4.3 Evaluations on Cell Tracking Benchmark

Cell tracking performance is evaluated in Cell Tracking Benchmark with 2D datasets of Cell Tracking Challenge [7]. Performance of tracking is scaled in TRA (tracking accuracy), SEG (segmentation accuracy), and OP\(_{CTB}\) (the mean of both) [7].

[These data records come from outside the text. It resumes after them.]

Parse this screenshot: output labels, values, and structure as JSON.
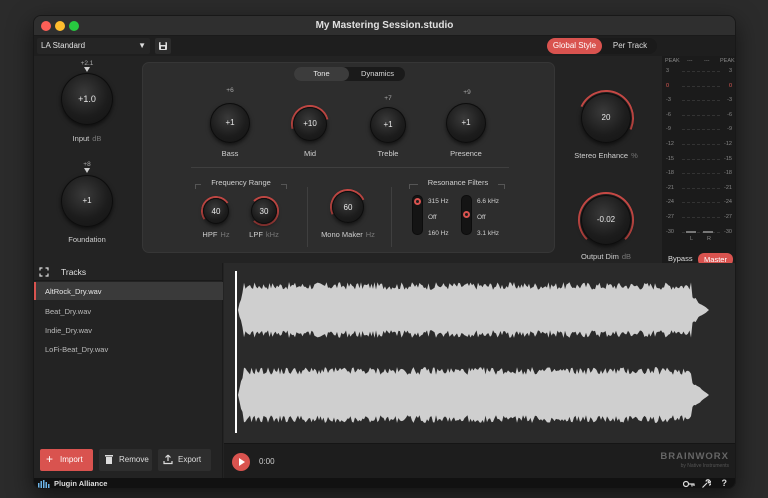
{
  "window": {
    "title": "My Mastering Session.studio"
  },
  "toolbar": {
    "preset": "LA Standard",
    "mode_tabs": [
      {
        "label": "Global Style",
        "active": true
      },
      {
        "label": "Per Track",
        "active": false
      }
    ]
  },
  "knobs": {
    "input": {
      "value": "+1.0",
      "top": "+2.1",
      "label": "Input",
      "unit": "dB"
    },
    "foundation": {
      "value": "+1",
      "top": "+8",
      "label": "Foundation"
    },
    "stereo": {
      "value": "20",
      "label": "Stereo Enhance",
      "unit": "%"
    },
    "output": {
      "value": "-0.02",
      "label": "Output Dim",
      "unit": "dB"
    }
  },
  "center": {
    "tabs": [
      {
        "label": "Tone",
        "active": true
      },
      {
        "label": "Dynamics",
        "active": false
      }
    ],
    "eq": [
      {
        "label": "Bass",
        "value": "+1",
        "top": "+6"
      },
      {
        "label": "Mid",
        "value": "+10",
        "top": ""
      },
      {
        "label": "Treble",
        "value": "+1",
        "top": "+7"
      },
      {
        "label": "Presence",
        "value": "+1",
        "top": "+9"
      }
    ],
    "freq_range": {
      "title": "Frequency Range",
      "hpf": {
        "value": "40",
        "label": "HPF",
        "unit": "Hz"
      },
      "lpf": {
        "value": "30",
        "label": "LPF",
        "unit": "kHz"
      }
    },
    "mono": {
      "value": "60",
      "label": "Mono Maker",
      "unit": "Hz"
    },
    "resonance": {
      "title": "Resonance Filters",
      "left": [
        "315 Hz",
        "Off",
        "160 Hz"
      ],
      "right": [
        "6.6 kHz",
        "Off",
        "3.1 kHz"
      ]
    }
  },
  "meters": {
    "peak_l": "PEAK",
    "peak_r": "PEAK",
    "top_l": "---",
    "top_r": "---",
    "scale": [
      "3",
      "0",
      "-3",
      "-6",
      "-9",
      "-12",
      "-15",
      "-18",
      "-21",
      "-24",
      "-27",
      "-30"
    ],
    "zero_color": "#e05a55",
    "lr": [
      "L",
      "R"
    ],
    "bypass": "Bypass",
    "master": "Master"
  },
  "tracks": {
    "title": "Tracks",
    "items": [
      "AltRock_Dry.wav",
      "Beat_Dry.wav",
      "Indie_Dry.wav",
      "LoFi-Beat_Dry.wav"
    ],
    "selected": 0,
    "import": "Import",
    "remove": "Remove",
    "export": "Export"
  },
  "transport": {
    "time": "0:00",
    "brand": "BRAINWORX",
    "brand_sub": "by Native Instruments"
  },
  "status": {
    "brand": "Plugin Alliance",
    "help": "?"
  },
  "colors": {
    "accent": "#d9534f"
  }
}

Based on the ranking announced on the day April 30th, 2019, which can be seen at the web of Cell Tracking Challenge [9], performance metrics of our proposed method are listed in Table 3. For each dataset, generally performance metrics of more than 20 methods are ranked [9], including the original UNet (FR-Ro-GE) [6], the globally trained UNet (FR-Fa-GE) [22], the method of ConvLSTM integrated into UNet (BGU-IL) [15], the method of ConvGRU integrated into the stacked hourglass network (TUG-AT) [5], and the method of global threshold and global associations with spatio-temporal (KTH-SE) [9].

Table 3. Quantitative comparison of Cell Tracking Benchmark (%)

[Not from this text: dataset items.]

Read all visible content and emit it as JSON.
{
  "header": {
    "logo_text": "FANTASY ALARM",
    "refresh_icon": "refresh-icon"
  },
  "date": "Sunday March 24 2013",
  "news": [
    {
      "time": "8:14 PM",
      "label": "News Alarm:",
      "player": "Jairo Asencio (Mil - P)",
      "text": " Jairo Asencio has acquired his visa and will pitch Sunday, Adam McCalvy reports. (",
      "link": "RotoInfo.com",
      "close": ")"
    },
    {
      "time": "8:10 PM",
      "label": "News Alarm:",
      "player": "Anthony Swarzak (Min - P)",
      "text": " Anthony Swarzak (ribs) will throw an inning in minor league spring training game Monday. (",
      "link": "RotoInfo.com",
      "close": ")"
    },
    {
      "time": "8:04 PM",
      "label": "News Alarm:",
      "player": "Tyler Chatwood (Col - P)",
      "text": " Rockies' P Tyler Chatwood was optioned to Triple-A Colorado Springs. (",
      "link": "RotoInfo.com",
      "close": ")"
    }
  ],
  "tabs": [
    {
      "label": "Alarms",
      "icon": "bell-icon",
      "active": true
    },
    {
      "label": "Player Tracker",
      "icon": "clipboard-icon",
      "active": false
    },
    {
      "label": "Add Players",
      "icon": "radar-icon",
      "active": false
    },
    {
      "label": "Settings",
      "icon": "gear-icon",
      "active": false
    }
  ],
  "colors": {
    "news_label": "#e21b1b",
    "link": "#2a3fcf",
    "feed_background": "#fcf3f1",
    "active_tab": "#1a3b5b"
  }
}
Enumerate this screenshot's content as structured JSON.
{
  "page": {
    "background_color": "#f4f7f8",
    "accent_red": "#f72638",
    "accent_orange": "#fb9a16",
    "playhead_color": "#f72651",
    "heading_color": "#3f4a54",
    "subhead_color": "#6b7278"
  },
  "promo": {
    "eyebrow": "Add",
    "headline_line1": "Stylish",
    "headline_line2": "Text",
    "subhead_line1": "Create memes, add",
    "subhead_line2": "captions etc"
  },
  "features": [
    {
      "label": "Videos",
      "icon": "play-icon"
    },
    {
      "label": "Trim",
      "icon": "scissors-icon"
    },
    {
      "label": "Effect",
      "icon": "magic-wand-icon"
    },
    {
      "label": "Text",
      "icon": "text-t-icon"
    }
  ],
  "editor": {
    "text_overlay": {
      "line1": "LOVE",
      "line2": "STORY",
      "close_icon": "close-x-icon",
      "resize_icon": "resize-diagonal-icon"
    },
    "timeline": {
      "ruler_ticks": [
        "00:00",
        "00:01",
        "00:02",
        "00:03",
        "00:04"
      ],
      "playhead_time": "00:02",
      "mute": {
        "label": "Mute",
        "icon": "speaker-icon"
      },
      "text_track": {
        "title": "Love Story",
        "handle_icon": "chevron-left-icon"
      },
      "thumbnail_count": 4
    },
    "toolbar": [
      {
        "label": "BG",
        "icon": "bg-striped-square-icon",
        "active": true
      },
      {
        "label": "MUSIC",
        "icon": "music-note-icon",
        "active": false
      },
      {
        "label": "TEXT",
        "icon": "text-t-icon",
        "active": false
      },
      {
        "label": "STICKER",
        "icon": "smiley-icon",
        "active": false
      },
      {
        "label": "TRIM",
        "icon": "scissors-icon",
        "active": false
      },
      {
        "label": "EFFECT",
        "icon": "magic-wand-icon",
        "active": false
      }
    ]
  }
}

Experiments show excellence of our method on datasets Phc-PSC and Fluo-Hela, highly dense cell datasets. Our method achieves new state-of-the-art performance on SEG and OP\(_{CTB}\) of dataset Fluo-Hela. 2\(^{nd}\) on TRA of dataset Phc-PSC is achieved. Though these two datasets have very few SEG GT, our method performs excellent.

Our method does not perform very well on datasets Fluo-SIM+ and Fluo-GOWT1. A possible solution to this problem is fully taking advantage of image information when making primary cell segmentation split.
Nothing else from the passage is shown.